Using the -autoformat flag, explore the different attributes of the GPUs. Some interesting attributes might be GPUs_DeviceName, GPUs_Capability, GLIDEIN_Site and GLIDEIN_ResourceName.

Compare the Mips number of a GPU slot with a regular slot. Does the Mips number indicate that GPUs can be much faster than CPUs? Why/why not?

A sample GPU job

Create a file named mytf.py and chmod it to be executable. The content is a sample TensorFlow code:

 1
 2
 3
 4
 5
 6
 7
 8
 9
10
11
12
13
14
15
16
17
#!/usr/bin/python3

# http://learningtensorflow.com/lesson10/

import sys
import numpy as np
import tensorflow as tf
from datetime import datetime

tf.debugging.set_log_device_placement(True)

# Create some tensors
a = tf.constant([[1.0, 2.0, 3.0], [4.0, 5.0, 6.0]])
b = tf.constant([[1.0, 2.0], [3.0, 4.0], [5.0, 6.0]])
c = tf.matmul(a, b)

print(c)

Then, create a submit file to run the code on a GPU, using a TensorFlow container image. The new bits of the submit file is provided below, but you will have to fill in the rest from what you have learnt earlier in the User School.

universe = container
container_image = /cvmfs/singularity.opensciencegrid.org/opensciencegrid/tensorflow-gpu:2.2-cuda-10.1

executable = mytf.py

request_gpus = 1

Note that TensorFlow also require the AVX2 CPU extensions. Remember that AVX2 is available in the x86_64-v3 and x86_64-v4 micro architectures. Add a requirements line stating that Microarch has to be one of those two (the operand for or in the classad experssions is ||)
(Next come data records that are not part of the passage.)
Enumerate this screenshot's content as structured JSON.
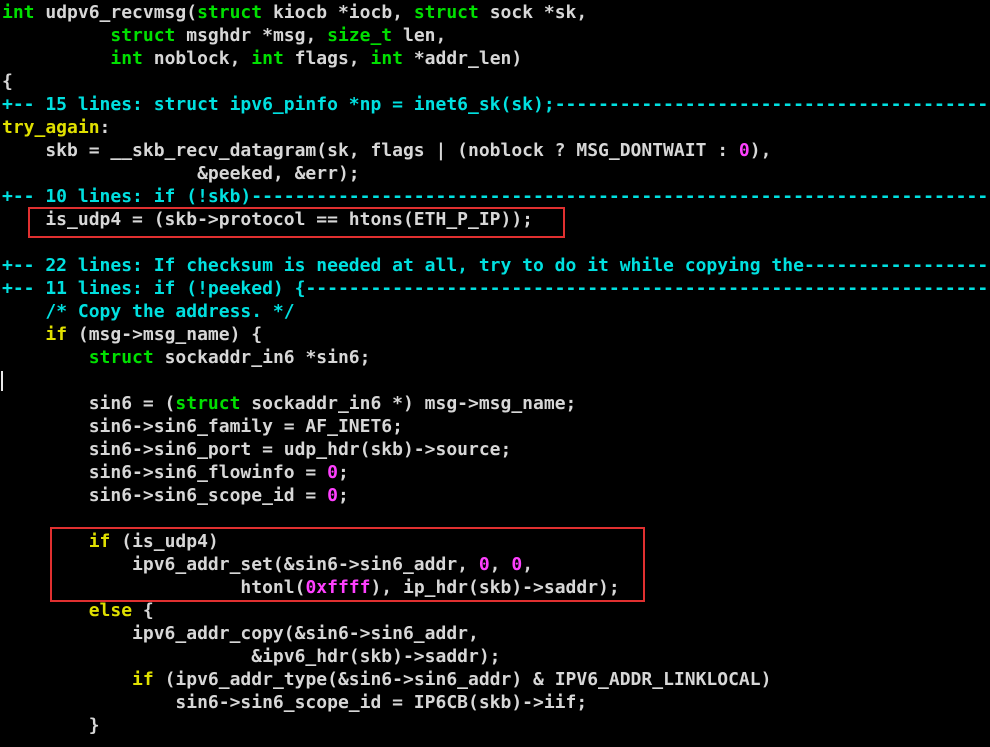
{
  "colors": {
    "background": "#000000",
    "text": "#d7d7d7",
    "keyword": "#00e000",
    "type": "#00e000",
    "fold": "#00e0e0",
    "label": "#e0e000",
    "conditional": "#e0e000",
    "comment": "#00e0e0",
    "number": "#ff40ff",
    "highlight_border": "#e03030"
  },
  "editor": {
    "lines": [
      [
        {
          "t": "int",
          "c": "keyword"
        },
        {
          "t": " udpv6_recvmsg(",
          "c": "text"
        },
        {
          "t": "struct",
          "c": "keyword"
        },
        {
          "t": " kiocb *iocb, ",
          "c": "text"
        },
        {
          "t": "struct",
          "c": "keyword"
        },
        {
          "t": " sock *sk,",
          "c": "text"
        }
      ],
      [
        {
          "t": "          ",
          "c": "text"
        },
        {
          "t": "struct",
          "c": "keyword"
        },
        {
          "t": " msghdr *msg, ",
          "c": "text"
        },
        {
          "t": "size_t",
          "c": "type"
        },
        {
          "t": " len,",
          "c": "text"
        }
      ],
      [
        {
          "t": "          ",
          "c": "text"
        },
        {
          "t": "int",
          "c": "keyword"
        },
        {
          "t": " noblock, ",
          "c": "text"
        },
        {
          "t": "int",
          "c": "keyword"
        },
        {
          "t": " flags, ",
          "c": "text"
        },
        {
          "t": "int",
          "c": "keyword"
        },
        {
          "t": " *addr_len)",
          "c": "text"
        }
      ],
      [
        {
          "t": "{",
          "c": "text"
        }
      ],
      [
        {
          "t": "+-- 15 lines: struct ipv6_pinfo *np = inet6_sk(sk);",
          "c": "fold"
        },
        {
          "t": "---------------------------------------------------------------",
          "c": "fold",
          "fill": true
        }
      ],
      [
        {
          "t": "try_again",
          "c": "label"
        },
        {
          "t": ":",
          "c": "text"
        }
      ],
      [
        {
          "t": "    skb = __skb_recv_datagram(sk, flags | (noblock ? MSG_DONTWAIT : ",
          "c": "text"
        },
        {
          "t": "0",
          "c": "number"
        },
        {
          "t": "),",
          "c": "text"
        }
      ],
      [
        {
          "t": "                  &peeked, &err);",
          "c": "text"
        }
      ],
      [
        {
          "t": "+-- 10 lines: if (!skb)",
          "c": "fold"
        },
        {
          "t": "---------------------------------------------------------------------------------------------",
          "c": "fold",
          "fill": true
        }
      ],
      [
        {
          "t": "    is_udp4 = (skb->protocol == htons(ETH_P_IP));",
          "c": "text"
        }
      ],
      [],
      [
        {
          "t": "+-- 22 lines: If checksum is needed at all, try to do it while copying the",
          "c": "fold"
        },
        {
          "t": "-------------------------------------------",
          "c": "fold",
          "fill": true
        }
      ],
      [
        {
          "t": "+-- 11 lines: if (!peeked) {",
          "c": "fold"
        },
        {
          "t": "---------------------------------------------------------------------------------------------",
          "c": "fold",
          "fill": true
        }
      ],
      [
        {
          "t": "    ",
          "c": "text"
        },
        {
          "t": "/* Copy the address. */",
          "c": "comment"
        }
      ],
      [
        {
          "t": "    ",
          "c": "text"
        },
        {
          "t": "if",
          "c": "conditional"
        },
        {
          "t": " (msg->msg_name) {",
          "c": "text"
        }
      ],
      [
        {
          "t": "        ",
          "c": "text"
        },
        {
          "t": "struct",
          "c": "keyword"
        },
        {
          "t": " sockaddr_in6 *sin6;",
          "c": "text"
        }
      ],
      [],
      [
        {
          "t": "        sin6 = (",
          "c": "text"
        },
        {
          "t": "struct",
          "c": "keyword"
        },
        {
          "t": " sockaddr_in6 *) msg->msg_name;",
          "c": "text"
        }
      ],
      [
        {
          "t": "        sin6->sin6_family = AF_INET6;",
          "c": "text"
        }
      ],
      [
        {
          "t": "        sin6->sin6_port = udp_hdr(skb)->source;",
          "c": "text"
        }
      ],
      [
        {
          "t": "        sin6->sin6_flowinfo = ",
          "c": "text"
        },
        {
          "t": "0",
          "c": "number"
        },
        {
          "t": ";",
          "c": "text"
        }
      ],
      [
        {
          "t": "        sin6->sin6_scope_id = ",
          "c": "text"
        },
        {
          "t": "0",
          "c": "number"
        },
        {
          "t": ";",
          "c": "text"
        }
      ],
      [],
      [
        {
          "t": "        ",
          "c": "text"
        },
        {
          "t": "if",
          "c": "conditional"
        },
        {
          "t": " (is_udp4)",
          "c": "text"
        }
      ],
      [
        {
          "t": "            ipv6_addr_set(&sin6->sin6_addr, ",
          "c": "text"
        },
        {
          "t": "0",
          "c": "number"
        },
        {
          "t": ", ",
          "c": "text"
        },
        {
          "t": "0",
          "c": "number"
        },
        {
          "t": ",",
          "c": "text"
        }
      ],
      [
        {
          "t": "                      htonl(",
          "c": "text"
        },
        {
          "t": "0xffff",
          "c": "number"
        },
        {
          "t": "), ip_hdr(skb)->saddr);",
          "c": "text"
        }
      ],
      [
        {
          "t": "        ",
          "c": "text"
        },
        {
          "t": "else",
          "c": "conditional"
        },
        {
          "t": " {",
          "c": "text"
        }
      ],
      [
        {
          "t": "            ipv6_addr_copy(&sin6->sin6_addr,",
          "c": "text"
        }
      ],
      [
        {
          "t": "                       &ipv6_hdr(skb)->saddr);",
          "c": "text"
        }
      ],
      [
        {
          "t": "            ",
          "c": "text"
        },
        {
          "t": "if",
          "c": "conditional"
        },
        {
          "t": " (ipv6_addr_type(&sin6->sin6_addr) & IPV6_ADDR_LINKLOCAL)",
          "c": "text"
        }
      ],
      [
        {
          "t": "                sin6->sin6_scope_id = IP6CB(skb)->iif;",
          "c": "text"
        }
      ],
      [
        {
          "t": "        }",
          "c": "text"
        }
      ]
    ]
  }
}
Submit the job and watch the queue. Did the job start running as quickly as when we ran CPU jobs? Why/why not?

Examine the out/err files. Does it indicate somewhere that the job was mapped to a GPU? (Hint: search for Created TensorFlow device)

Keep a copy of the out/err. Modify the submit file to not run on a GPU, and the try the job again. Did the job work? Does the err from the CPU job look anything like the GPU err?